ごまかすような笑みに少し胸が痛む。これは、私のために言ってくれているのだろう。
「では、なぜ…」
「ん!?…あー、えっと…ね」
「正直に申してください!私は、大丈夫ですので…」
「わっ」
思わず彼女の腕を縋りつくように掴む。そのまま「慣れていますので」と言ったつもりが、その言葉は小さすぎて自分の耳にすら届かなかった。困ったように目線を彷徨わせる彼女はやがて手元のカップに目線を落とした。

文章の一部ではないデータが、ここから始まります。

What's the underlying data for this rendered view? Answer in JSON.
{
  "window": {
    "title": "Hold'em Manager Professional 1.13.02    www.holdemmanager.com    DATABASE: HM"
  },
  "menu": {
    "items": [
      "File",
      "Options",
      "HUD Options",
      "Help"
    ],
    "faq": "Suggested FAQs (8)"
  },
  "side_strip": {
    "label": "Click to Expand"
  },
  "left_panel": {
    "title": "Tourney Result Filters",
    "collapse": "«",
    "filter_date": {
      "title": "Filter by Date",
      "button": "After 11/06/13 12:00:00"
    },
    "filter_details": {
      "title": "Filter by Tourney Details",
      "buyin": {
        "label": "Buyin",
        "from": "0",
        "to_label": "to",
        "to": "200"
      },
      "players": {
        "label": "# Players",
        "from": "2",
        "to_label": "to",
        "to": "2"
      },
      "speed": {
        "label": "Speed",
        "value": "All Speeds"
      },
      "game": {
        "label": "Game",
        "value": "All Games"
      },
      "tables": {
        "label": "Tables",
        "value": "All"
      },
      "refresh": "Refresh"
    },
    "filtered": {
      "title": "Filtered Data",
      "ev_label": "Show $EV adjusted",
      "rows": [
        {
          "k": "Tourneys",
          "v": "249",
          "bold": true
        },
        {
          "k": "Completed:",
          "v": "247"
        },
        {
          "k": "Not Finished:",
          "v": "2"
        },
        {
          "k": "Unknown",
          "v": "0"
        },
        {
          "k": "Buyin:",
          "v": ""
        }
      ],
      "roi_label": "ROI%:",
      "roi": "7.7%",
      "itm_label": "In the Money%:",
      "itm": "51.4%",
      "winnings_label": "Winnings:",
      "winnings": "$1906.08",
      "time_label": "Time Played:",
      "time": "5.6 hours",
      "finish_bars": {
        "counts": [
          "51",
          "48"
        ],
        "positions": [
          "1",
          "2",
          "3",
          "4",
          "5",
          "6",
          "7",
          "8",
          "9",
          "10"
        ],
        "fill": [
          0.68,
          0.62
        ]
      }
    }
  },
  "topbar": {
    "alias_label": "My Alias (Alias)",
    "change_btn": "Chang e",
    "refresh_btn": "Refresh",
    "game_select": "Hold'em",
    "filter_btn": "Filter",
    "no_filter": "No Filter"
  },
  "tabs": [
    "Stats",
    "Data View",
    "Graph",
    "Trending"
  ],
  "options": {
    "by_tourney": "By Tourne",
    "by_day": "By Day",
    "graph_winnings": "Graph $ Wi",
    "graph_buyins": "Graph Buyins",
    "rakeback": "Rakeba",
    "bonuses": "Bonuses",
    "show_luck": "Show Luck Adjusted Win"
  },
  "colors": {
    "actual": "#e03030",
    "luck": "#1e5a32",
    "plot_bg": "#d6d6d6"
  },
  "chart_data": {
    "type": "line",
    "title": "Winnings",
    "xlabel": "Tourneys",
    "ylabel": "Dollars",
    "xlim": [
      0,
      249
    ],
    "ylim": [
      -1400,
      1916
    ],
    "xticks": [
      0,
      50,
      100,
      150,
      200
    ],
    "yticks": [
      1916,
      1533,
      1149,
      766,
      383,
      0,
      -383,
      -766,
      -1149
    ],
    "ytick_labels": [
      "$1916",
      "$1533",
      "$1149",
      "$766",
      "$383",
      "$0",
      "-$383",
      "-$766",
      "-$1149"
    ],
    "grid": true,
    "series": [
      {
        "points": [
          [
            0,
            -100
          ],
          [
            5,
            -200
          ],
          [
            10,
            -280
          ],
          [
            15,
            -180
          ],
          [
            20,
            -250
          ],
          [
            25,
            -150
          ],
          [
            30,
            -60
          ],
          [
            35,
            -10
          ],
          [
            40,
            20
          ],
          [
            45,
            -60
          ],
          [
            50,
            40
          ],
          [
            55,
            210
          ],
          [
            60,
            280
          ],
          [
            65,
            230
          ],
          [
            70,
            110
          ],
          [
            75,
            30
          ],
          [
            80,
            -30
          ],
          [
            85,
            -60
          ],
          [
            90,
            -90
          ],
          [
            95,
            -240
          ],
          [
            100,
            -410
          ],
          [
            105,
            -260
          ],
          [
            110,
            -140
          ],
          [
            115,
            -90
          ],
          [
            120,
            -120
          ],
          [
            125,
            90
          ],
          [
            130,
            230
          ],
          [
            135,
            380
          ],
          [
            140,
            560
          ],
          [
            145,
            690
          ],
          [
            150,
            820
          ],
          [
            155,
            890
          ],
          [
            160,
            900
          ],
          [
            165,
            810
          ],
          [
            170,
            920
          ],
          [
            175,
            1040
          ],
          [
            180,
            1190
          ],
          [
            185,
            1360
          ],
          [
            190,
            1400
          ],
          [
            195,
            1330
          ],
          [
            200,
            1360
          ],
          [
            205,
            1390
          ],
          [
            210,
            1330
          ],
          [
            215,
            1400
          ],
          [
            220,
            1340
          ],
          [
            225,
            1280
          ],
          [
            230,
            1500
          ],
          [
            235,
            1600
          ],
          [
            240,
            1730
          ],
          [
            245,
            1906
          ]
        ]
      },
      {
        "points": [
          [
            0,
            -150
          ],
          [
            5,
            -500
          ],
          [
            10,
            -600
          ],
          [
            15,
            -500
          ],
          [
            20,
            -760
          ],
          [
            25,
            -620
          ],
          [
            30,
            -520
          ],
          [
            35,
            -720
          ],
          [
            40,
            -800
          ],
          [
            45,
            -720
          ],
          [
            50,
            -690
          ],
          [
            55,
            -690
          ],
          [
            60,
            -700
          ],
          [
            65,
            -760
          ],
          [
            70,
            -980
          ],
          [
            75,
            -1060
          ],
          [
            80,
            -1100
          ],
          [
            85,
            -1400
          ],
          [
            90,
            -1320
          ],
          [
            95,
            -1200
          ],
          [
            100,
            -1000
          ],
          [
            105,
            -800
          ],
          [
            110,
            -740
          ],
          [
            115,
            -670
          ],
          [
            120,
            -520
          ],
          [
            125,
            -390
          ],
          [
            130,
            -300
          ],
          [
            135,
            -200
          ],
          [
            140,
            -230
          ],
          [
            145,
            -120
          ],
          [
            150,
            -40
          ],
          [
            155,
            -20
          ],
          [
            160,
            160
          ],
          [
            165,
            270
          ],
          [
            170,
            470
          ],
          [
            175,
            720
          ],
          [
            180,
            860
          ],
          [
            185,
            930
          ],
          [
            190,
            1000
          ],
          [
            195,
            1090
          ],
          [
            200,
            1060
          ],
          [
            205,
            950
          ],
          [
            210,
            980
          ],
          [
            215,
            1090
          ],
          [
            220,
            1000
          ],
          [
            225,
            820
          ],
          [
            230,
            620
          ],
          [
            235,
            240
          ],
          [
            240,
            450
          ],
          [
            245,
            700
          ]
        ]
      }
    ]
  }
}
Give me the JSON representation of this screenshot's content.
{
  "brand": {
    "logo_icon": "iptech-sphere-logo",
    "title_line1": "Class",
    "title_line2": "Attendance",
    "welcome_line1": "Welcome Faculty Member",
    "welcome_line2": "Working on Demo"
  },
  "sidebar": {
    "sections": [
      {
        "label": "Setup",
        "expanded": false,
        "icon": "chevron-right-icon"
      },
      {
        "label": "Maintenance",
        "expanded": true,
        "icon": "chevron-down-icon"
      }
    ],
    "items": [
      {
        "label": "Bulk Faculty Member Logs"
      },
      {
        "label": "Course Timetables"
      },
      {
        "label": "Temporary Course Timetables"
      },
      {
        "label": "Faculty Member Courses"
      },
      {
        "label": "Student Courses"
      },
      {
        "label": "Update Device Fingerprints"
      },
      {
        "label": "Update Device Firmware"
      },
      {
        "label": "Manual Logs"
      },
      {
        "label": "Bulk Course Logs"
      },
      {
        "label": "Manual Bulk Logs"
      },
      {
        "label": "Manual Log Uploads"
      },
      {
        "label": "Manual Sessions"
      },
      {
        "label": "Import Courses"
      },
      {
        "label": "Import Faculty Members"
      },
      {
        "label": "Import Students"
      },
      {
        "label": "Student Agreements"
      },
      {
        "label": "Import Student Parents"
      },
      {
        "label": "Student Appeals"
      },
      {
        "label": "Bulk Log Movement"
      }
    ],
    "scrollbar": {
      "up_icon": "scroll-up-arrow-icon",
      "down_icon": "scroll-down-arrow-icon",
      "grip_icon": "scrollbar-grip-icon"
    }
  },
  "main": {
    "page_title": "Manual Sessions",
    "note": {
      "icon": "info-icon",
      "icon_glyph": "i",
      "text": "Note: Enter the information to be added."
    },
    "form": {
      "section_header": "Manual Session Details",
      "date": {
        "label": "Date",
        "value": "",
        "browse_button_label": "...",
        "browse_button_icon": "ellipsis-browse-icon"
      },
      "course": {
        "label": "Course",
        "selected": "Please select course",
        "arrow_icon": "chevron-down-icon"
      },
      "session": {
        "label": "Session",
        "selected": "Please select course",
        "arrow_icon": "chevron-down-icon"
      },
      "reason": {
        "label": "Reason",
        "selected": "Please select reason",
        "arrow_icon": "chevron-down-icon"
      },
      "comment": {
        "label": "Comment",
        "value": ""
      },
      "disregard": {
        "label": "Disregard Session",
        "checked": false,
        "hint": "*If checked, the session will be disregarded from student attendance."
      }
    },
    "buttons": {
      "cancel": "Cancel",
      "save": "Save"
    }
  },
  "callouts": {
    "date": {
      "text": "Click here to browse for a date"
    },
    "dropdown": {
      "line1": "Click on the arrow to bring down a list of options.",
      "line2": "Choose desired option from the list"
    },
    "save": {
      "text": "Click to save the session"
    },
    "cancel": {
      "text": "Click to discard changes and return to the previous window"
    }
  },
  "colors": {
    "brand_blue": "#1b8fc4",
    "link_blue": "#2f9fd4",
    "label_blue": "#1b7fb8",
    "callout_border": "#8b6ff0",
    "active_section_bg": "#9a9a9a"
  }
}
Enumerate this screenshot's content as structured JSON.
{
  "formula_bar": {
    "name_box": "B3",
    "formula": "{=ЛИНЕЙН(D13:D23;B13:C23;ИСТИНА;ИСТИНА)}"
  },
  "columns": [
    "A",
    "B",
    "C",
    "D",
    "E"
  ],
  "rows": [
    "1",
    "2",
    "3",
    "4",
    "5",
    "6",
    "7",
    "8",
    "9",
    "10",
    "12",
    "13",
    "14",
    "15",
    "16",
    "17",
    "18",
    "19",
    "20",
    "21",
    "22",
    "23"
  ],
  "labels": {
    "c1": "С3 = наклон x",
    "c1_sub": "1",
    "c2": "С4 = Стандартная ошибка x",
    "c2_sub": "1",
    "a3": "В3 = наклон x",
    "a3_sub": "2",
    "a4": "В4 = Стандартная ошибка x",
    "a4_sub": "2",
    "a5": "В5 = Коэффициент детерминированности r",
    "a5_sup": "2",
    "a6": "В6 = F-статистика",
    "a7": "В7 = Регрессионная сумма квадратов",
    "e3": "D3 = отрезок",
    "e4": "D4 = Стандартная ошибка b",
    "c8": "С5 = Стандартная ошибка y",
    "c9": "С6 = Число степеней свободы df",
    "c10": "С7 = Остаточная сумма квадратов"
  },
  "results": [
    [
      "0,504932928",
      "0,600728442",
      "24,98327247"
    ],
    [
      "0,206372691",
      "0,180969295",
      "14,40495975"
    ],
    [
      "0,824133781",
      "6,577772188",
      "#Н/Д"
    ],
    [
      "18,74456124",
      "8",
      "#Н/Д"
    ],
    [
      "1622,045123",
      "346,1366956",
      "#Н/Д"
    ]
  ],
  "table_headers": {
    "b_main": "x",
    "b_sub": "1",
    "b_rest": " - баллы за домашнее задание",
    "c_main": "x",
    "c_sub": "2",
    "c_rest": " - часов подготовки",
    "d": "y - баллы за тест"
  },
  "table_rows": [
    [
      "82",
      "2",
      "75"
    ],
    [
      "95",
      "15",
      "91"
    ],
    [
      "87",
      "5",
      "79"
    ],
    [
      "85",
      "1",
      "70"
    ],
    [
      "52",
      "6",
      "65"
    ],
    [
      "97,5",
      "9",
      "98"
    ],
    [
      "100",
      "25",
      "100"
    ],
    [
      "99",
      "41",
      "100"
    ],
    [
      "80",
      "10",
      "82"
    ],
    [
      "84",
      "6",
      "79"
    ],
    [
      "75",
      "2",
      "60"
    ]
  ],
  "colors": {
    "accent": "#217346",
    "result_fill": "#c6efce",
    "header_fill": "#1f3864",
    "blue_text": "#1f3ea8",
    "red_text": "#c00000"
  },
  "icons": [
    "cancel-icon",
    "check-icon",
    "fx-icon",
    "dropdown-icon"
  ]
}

「えっとね、ほら。さっきも言ったけど…君はすごい素敵な人だよ」
「…ありがとうございます」
「その、だから。あの…」
カップの水面越しに目が合う。その瞬間、思わず息が止まった。
紅茶に移る彼女の顔は、
「は、恥ずかしいんだ!だから、今日はこれで勘弁して!!」
「え、あ」
気付いた時には彼女はこちらに背を向け、小走りに行ってしまった。
「………!」
慌ててその後姿を追う。
もっと良く顔を見せて、もっと話を聞かせて。
今日はそれくらいで勘弁してあげるから。
今度は仮面を外して一緒に紅茶が飲みたいと思うのは、さすがに贅沢でしょうか?